Voilà pour le mécanisme normal du rire et du pleurer. Le rire et le pleurer spasmodiques, communs dans l'hémiplégie, Betcherew les explique par une lésion desructive du thalamus annulant le pouvoir de coordination et d'inhibition de ce ganglion; Brissaud admet une lésion irritative du thalamus ou des voies psycho-réflexes cortico-thalamiques, avec une section du faisceau facial volontaire ; en d'autres termes, une irritation du segment antérieur va avec une destruction plus ou moins complète du genou de la capsule interne.
 
Mingazzini a fourni la vérification anatomique de l'interprétation de Brissaud; il démontra de plus que le rire et le pleurer incoercibles, s'ils dépendent ordinairement de lésions intéressant le segment antérieur de la capsule et son genou, peuvent tenir aussi à des lésions purement corticales; Brissaud avait d'ailleurs entrevu cette possibilité et parlé de la genèse corticale du rire des idiots. Il convient ici de citer encore une étude anatomo-pathologique de Rummo, confirmant également les vues de Brissaud.
 
En somme, si j'en reviens à l'étude des tracés bien démonstratifs que j'ai obtenus chez des hémiplégiques, j'insisterai sur quelques faits dont la démonstration semble précise.
 
D'abord il n'existe certainement pas de bilatéralité fonctionnelle, vraie et complète de chaque hémisphère, pour les mouvements automatiques ou synergiques qui sont accomplis dans les deux côtés du corps à la fois.
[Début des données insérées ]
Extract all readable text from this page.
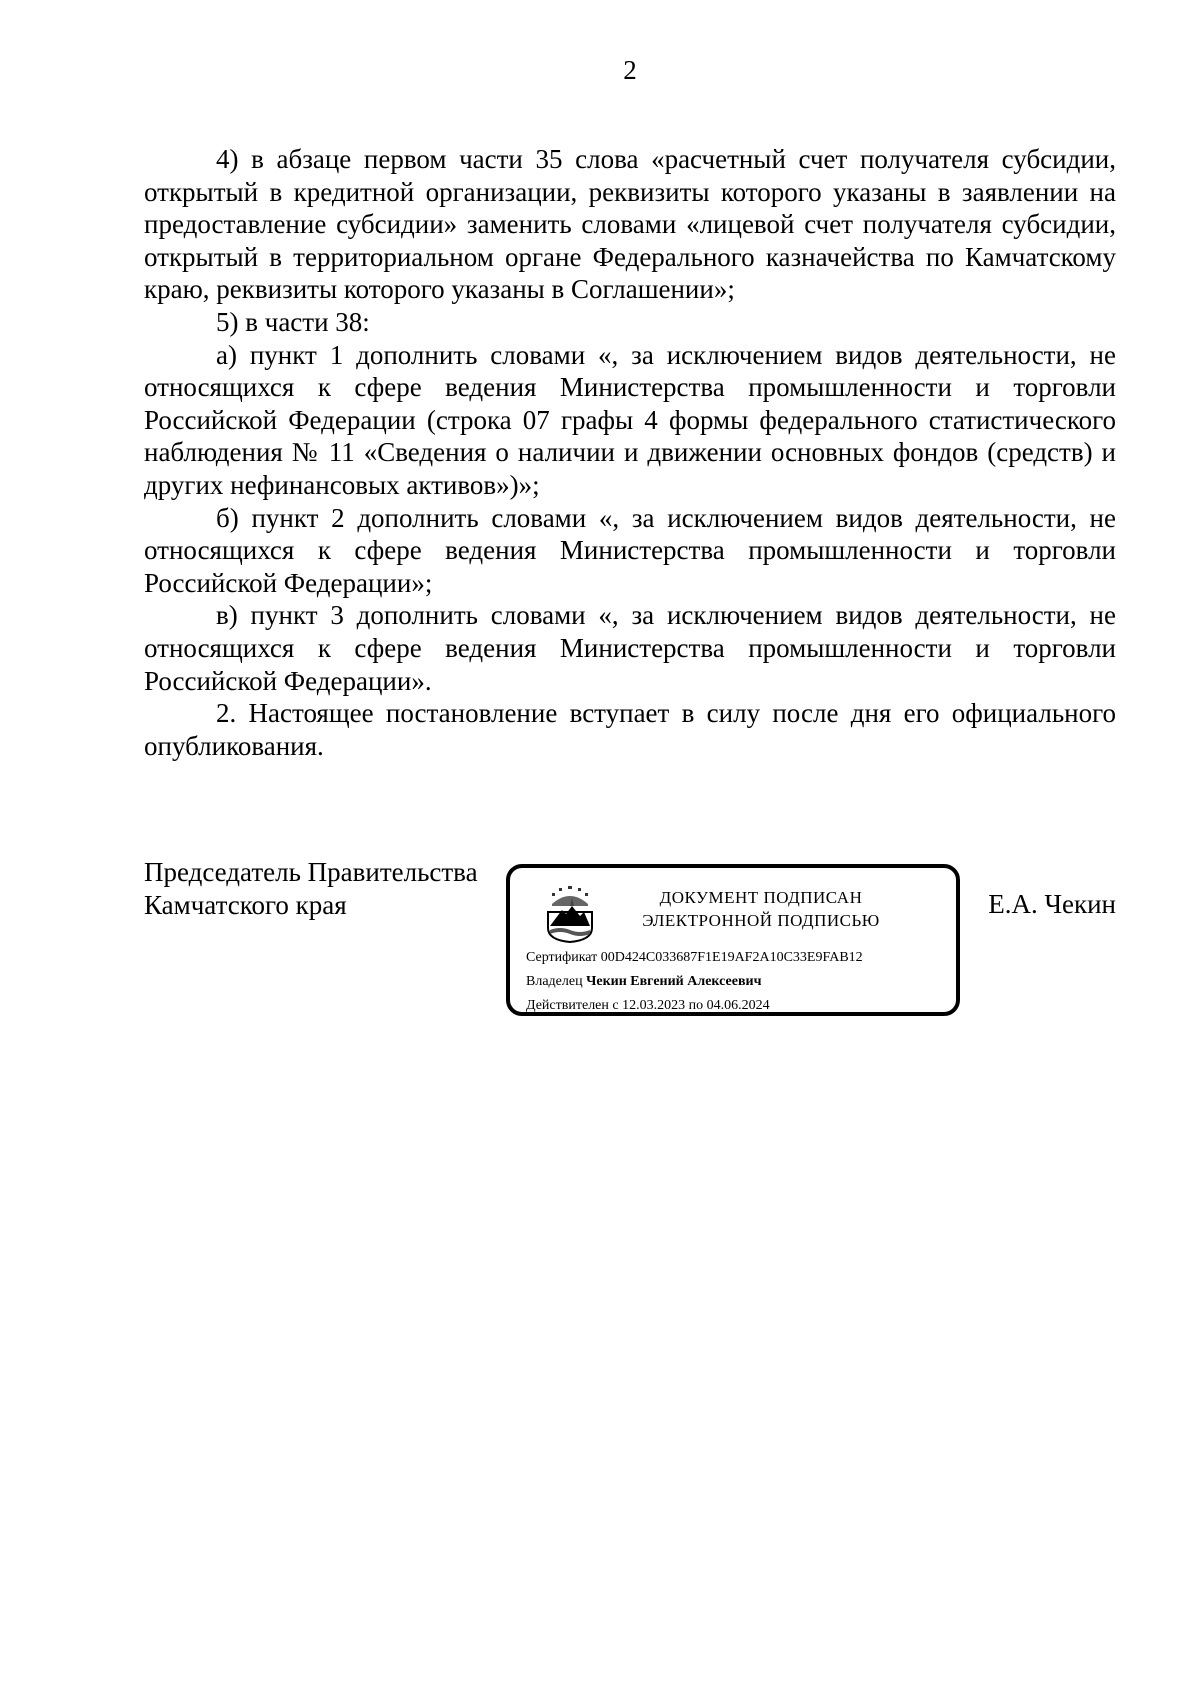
2

4) в абзаце первом части 35 слова «расчетный счет получателя субсидии, открытый в кредитной организации, реквизиты которого указаны в заявлении на предоставление субсидии» заменить словами «лицевой счет получателя субсидии, открытый в территориальном органе Федерального казначейства по Камчатскому краю, реквизиты которого указаны в Соглашении»;

5) в части 38:

а) пункт 1 дополнить словами «, за исключением видов деятельности, не относящихся к сфере ведения Министерства промышленности и торговли Российской Федерации (строка 07 графы 4 формы федерального статистического наблюдения № 11 «Сведения о наличии и движении основных фондов (средств) и других нефинансовых активов»)»;

б) пункт 2 дополнить словами «, за исключением видов деятельности, не относящихся к сфере ведения Министерства промышленности и торговли Российской Федерации»;

в) пункт 3 дополнить словами «, за исключением видов деятельности, не относящихся к сфере ведения Министерства промышленности и торговли Российской Федерации».

2. Настоящее постановление вступает в силу после дня его официального опубликования.

Председатель Правительства
Камчатского края	ДОКУМЕНТ ПОДПИСАН
ЭЛЕКТРОННОЙ ПОДПИСЬЮ
Сертификат 00D424C033687F1E19AF2A10C33E9FAB12
Владелец Чекин Евгений Алексеевич
Действителен с 12.03.2023 по 04.06.2024
Е.А. Чекин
Ainsi les deux moitiés du thorax ne se dilatent pas également, ni dans la respiration tranquille et automatique, ni dans la toux, ni dans l'exagération volontaire de la respiration, ni dans les actes respiratoires accompagnant les fonctions dites psycho-réflexes (pleurer, rire, bâllements)
 
Cette différence consiste assez souvent dans une diminution de la motilité du côté hémiplégique, mais quelque fois aussi, de ce côté hémiplégique il y a un excès de la motilité pour les actes automatiques, synergiques ou psycho-réflexes, qui fait contraste avec l'amoindrissement de la motilité volontaire dans les muscles des membres.
 
C'est bien alors le côté paralysé, et surtout le thorax, qui se meut en excès, et non pas l'autre côté dont les mouvements automatiques sont affaibis, Dans les manifestations respiratoires des actes psycho-réflexes notamment (rire et pleurer spasmnodiques) il est clair que la lésion est excitatrice à l'égard de certaines déterminations motrices du côté opposé du corps.
 
Il s'agit donc d'un phénomène d'excitation que la lésion cérébrale exercerait, lors de la respiration tranquille, sur des centres respiratoires cérébraux ou sur les voies les reliant aux noyaux bulbaires; lors du pleurer, du rire, du bâillement, l'excitation porte sur le segment antérieur de la capsule interne, sur le thalamus. L'effet de l'excitation est unilatéral et croisé.
 
Mais au lieu d'excitation, cette exagération des mouvements automatiques du côté de l'hémiplégie peut dépendre d'une inhibition supprimée (lésion corticale).
 
L'exagération des mouvements respiratoires dans les accès de rire et de pleurer convulsifs, cela du côté paralysé, n'implique pas du méme côté une exagération des mouvements de la respiration tranquille. Un malade a présenté une diminution de l'amplitude des mouvements respiratoires automatiques du côté de l'hémiplégie, et de ce même côté des secousses respiratoires intenses, pendant les accès de rire, de pleurer, de bâillement. Les fibres se rendant aux noyaux bulbaires pour commander la respiration ordinaire auraient donc un trajet distinct de celles qui commandent la dilatation thoracique respiratoire accompagnant le rire, le pleurer, le bâillement convulsif.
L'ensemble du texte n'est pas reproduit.